On July 11, National Grid ESO launched its 2019 Future Energy Scenarios (FES) report. FES is compiled from vast stakeholder insight, industry expertise and data from its team of experienced analysts. Today we’ll delve in to the last message, the importance of a whole system approach to energy.

“A whole system view across electricity, gas, heat and transport underpins a sustainable energy transformation. Widespread digitalisation and sharing of data is fundamental to harnessing the interactions between these changing systems.” That’s the fourth message of FES 2019.

The UK Government has become the first G7 nation to commit in legislation to an ambition for reaching net zero carbon emissions. To achieve this, taking a whole system view of the energy sector is important.

With the advancement of technologies like hybrid heat systems and hydrogen production from electrolysis advance, the number of interactions between gas and electricity networks will increase and new interfaces between the systems will be created.

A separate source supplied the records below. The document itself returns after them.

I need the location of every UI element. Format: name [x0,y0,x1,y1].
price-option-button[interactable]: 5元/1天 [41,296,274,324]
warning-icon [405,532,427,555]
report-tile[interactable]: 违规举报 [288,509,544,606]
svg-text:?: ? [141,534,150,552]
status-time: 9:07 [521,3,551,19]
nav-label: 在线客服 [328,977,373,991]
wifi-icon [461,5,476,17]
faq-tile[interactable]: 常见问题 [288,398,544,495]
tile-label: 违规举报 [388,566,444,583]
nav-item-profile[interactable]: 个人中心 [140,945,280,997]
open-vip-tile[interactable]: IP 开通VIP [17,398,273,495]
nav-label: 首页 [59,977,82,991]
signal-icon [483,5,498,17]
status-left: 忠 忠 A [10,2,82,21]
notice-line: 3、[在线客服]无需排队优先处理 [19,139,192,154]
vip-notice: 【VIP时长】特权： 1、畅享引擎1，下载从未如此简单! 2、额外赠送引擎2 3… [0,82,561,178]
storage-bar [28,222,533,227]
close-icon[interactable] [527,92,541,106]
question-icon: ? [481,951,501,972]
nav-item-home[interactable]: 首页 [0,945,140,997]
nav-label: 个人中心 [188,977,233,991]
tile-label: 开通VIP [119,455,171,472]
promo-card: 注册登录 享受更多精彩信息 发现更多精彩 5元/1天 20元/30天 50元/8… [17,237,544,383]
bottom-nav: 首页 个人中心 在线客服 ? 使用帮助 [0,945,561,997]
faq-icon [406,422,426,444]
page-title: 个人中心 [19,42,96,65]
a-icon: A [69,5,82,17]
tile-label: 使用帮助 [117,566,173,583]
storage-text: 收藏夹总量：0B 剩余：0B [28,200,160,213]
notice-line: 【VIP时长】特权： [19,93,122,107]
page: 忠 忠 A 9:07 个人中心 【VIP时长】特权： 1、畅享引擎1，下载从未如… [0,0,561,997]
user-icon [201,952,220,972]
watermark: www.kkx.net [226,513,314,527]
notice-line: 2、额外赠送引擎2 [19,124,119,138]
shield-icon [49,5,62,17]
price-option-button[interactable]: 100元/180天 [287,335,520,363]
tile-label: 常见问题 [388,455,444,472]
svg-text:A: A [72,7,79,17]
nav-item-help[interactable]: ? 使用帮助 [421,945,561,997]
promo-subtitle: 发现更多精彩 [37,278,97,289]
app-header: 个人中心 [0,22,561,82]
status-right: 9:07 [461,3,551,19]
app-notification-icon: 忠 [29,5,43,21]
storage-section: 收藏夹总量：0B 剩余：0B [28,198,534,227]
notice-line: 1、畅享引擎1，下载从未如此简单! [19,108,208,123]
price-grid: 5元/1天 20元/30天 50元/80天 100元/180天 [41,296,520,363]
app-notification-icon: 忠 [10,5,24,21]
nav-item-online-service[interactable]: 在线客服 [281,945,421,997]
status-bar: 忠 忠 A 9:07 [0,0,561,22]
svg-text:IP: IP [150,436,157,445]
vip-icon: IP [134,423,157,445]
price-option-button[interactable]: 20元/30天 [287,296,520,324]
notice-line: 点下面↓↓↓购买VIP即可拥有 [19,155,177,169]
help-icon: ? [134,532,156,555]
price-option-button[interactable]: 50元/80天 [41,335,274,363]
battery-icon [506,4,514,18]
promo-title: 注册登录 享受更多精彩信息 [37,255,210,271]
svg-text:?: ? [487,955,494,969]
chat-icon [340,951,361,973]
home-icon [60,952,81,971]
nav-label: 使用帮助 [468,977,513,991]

And as the complexity of the energy system increases, so does our capacity to manage and interpret the data. For example, the ability to collect data around when and where electric vehicles are charging on the electricity system is just one possible benefit from adopting a whole system view.

We think that significant digitalisation of existing legacy infrastructure is needed to provide the necessary visibility and facilitate the optimisation of the whole energy system.

As the dividing line between the systems becomes blurred, investment decisions around potential new systems, such as hydrogen and carbon transportation, must be made on a whole system basis. Data should be made available to decision makers across interdependent systems such as electricity, gas and transport.

Whole system thinking has the double benefit of maximising efficiency whilst driving consumer value.